With the Asia-Pacific region up 0.2 per cent, this left the FTSE All-World index advancing 0.8 per cent to 236. The All-World has struggled to make headway since it closed at a four-and-a-half year high of 235.7 at the start of the month.
Many national equity gauges have registered a good start to 2013 as investors continued to enjoy central banks’ ultra-loose policies, improving economic data from the US and China, and receding fears about a eurozone fracture. Corporate earnings have generally been considered a supportive factor, too.
But a quick glance at the moves across asset classes on Tuesday highlighted how, apart from equities, there was an apparent lack of conviction in the session.

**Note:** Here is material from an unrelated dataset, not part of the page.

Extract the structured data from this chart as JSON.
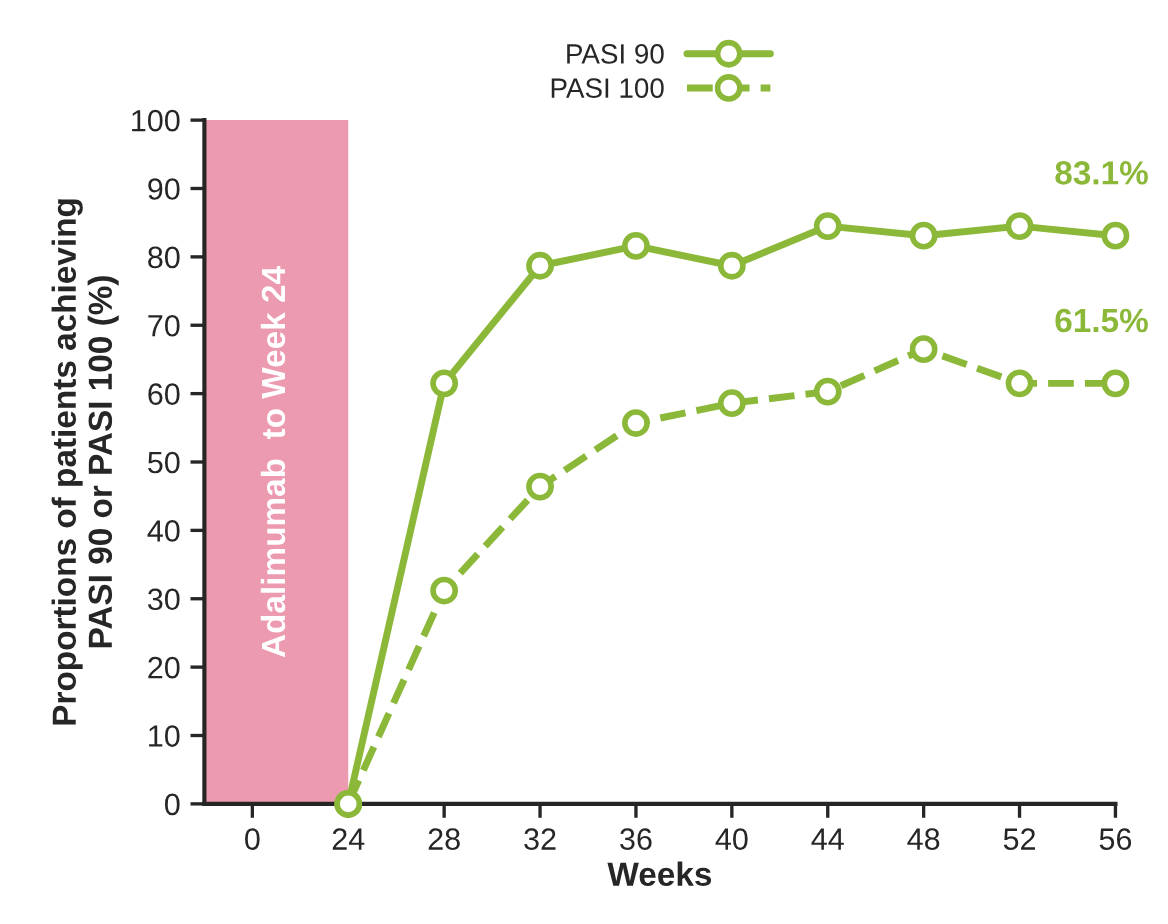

Brent crude briefly traded below $117 a barrel before closing flat for the day, while US-traded copper fell 2 per cent to $3.66 a pound. Gold prices fell $6 to $1,604 an ounce.
German Bunds experienced demand, with 10-year yields easing 1 basis point to 1.62 per cent, while Treasury yields rose 2bp to 2.02 per cent.
In currencies, the dollar index was fractionally softer as the euro got limited benefit from the Zew survey, rising 0.3 per cent to $1.3388, with traders wary of this weekend’s Italian election.
Even the yen had a fairly quiet time by its recent standards, although it halted its decline to firm by 0.4 per cent versus the dollar to Y93.56.
The Japanese stock market has been extremely tightly correlated to the yen’s fortunes over the past several months, as the government seeks to tackle deflation partly by weakening the yen to boost exports.
But comments from Japan’s finance minister Taro Aso, in which he played down chatter about Tokyo buying foreign bonds as part of a monetary expansion strategy, has helped firm the yen and thus hurt equities.
The Nikkei 225 slipped 0.3 per cent in a mixed regional market.
The market will be looking to Wednesday’s release of the Federal Reserve’s latest policy meeting minutes for a guide to the central bank’s thinking.
Those of a more bearish nature will have their eye on the difficulty the stock market has had of late in making significant headway and note that another Washington budget deadline – the $1.2tn sequester – is looming as a potential sentiment trap.